Un plein de surprises : le Gra de Fajol, 2706 m

Mon unique projet était d'aller enfin à ce Bastiments, 2883 m d'où on a un superbe panorama, où on profite d'une sévère montée, où, enfin et surtout, je voulais aller tester ma forme..
Tout commence la veille , 100 km de route et une météo heureuse pour le lendemain. Et puis il y a une autre heureuse, moi. J'aime beaucoup ces lieux, Vallter 2000, qui permettent de belles altitudes hivernales sans s'épuiser dans une longue approche. Le parking est à 2156 m, un honorable départ en hiver. Et j'ai très envie de me tester !!Les piolets et crampons me démangent.


2156 m parking de la station de ski de Vallter 2000
panorama depuis mon lit






 J'aime la route qui mène à Vallter. Elle a un charme fou avec ces paysages de montagne que l'altitude dévoile.Une météo très maussade ne me refroidit pas, je dors là haut, on verra bien. La tempête à Vallter est presque ma seconde peau, là bas.
Hélas (ou tant mieux) j'y suis abonnée .
Je ne m'arrête même pas à mon village de coeur, Setcases.
De Setcases à Vallter il y a 12 km de route très pentue : l'altitude passe de 1280 m à 2150 m.





J'y fais de belles rencontres. Des statuettes de glace sculptées par le vent, minuscules, et un isard curieux qui m'attend sur la bas côté.
La danseuse
Mimétisme

Curieusement, le parking de Vallter que j'ai toujours trouvé absolument désert est habité: fourgons et camping cars. Petit regret.  Finies mes soirées solitaires dans les nuits tempétueuses. Vallter ne sait déroger à la règle, ce sera rapidement un déluge de pluie.




Soirée calfeutrée et chaleureuse, la nature se déchaîne dehors. Au matin le parking est un miroir de glace luisante sous un ciel pur.Le Ciel étincelle et le Bastiments (2883 m), fier et élégant, me laisse dubitative : le vent y souffle avec violence. Des tourbillons de neige courent sur les cimes.
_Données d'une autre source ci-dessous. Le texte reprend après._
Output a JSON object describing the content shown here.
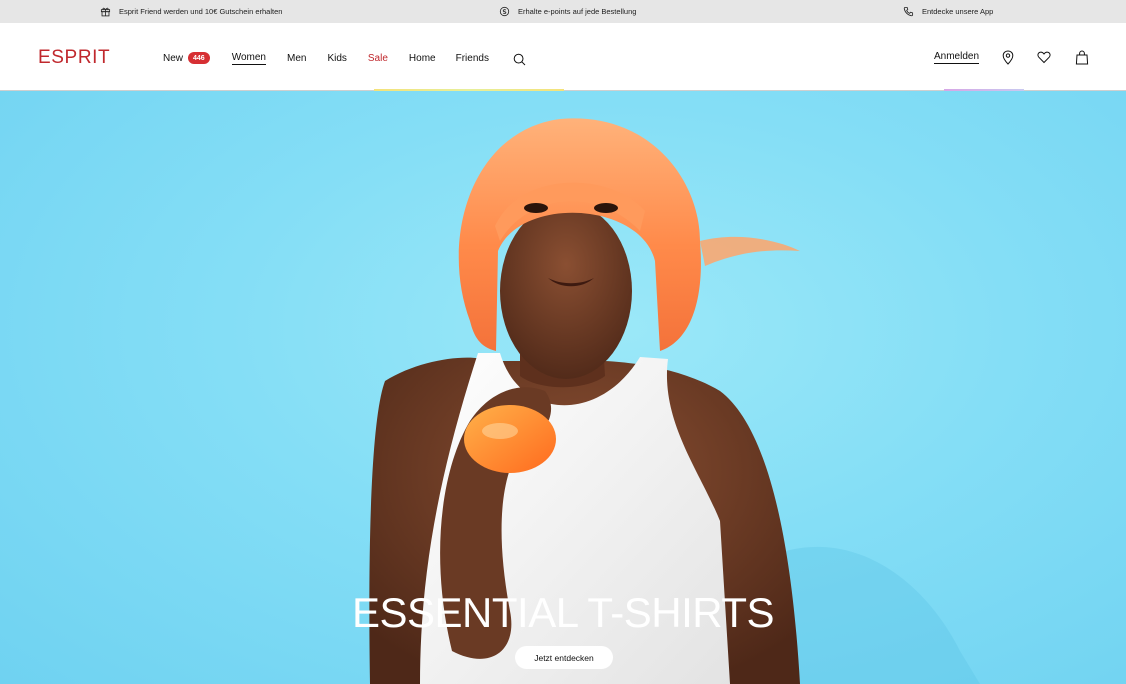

Le Bastiments, mon projet 

Comme avec le Diable aux trousses, je file sur les pistes, crampons aux pieds, tenue yéti et piolets dans le sac. Car j'ai un projet...Grimper un tout droit que j'ai déjà gravi, avec les piolets.

En tenue yéti


Soudain, alors que le soleil inonde de lumière blonde le monde glacé, un vent terrible me saute au visage; encore une fois ! Je remonte la piste de ski dans un épouvantable vacarme, cette fois le vent ne se taira jamais. Je ne comprends pas pourquoi la dernière fois la station était fermée et pas aujourd'hui. Parce qu'il fait soleil ?


Gra de Fajol

La violence du vent

Je peine très fort contre ce vent de face, même pas question de poser l' APN au sol, il serait immédiatement emporté. Je me régale mais je fatigue. Quelle montée énergivore !! Aveuglée et asphyxiée, vaillamment , (en 1 h 25 contre 1 h 26 lors de la dernière tempête), j'arrive au chalet, en ayant laissé en mon sac le projet de grimper tout droit vers les crêtes. Les crêtes ne sont que tourbillons de neige furieusement arrachée. C'est impressionnant et désert.
Je vois pourtant la mer, bien dorée là bas au loin, du côté de Rosas.


Auprès du chalet, arrivent les skieurs courageux, se prépare le poste de secours et la station météo s'active : vent à 80 km/h (ressenti du 130 en plaine) et moins 1.7 °.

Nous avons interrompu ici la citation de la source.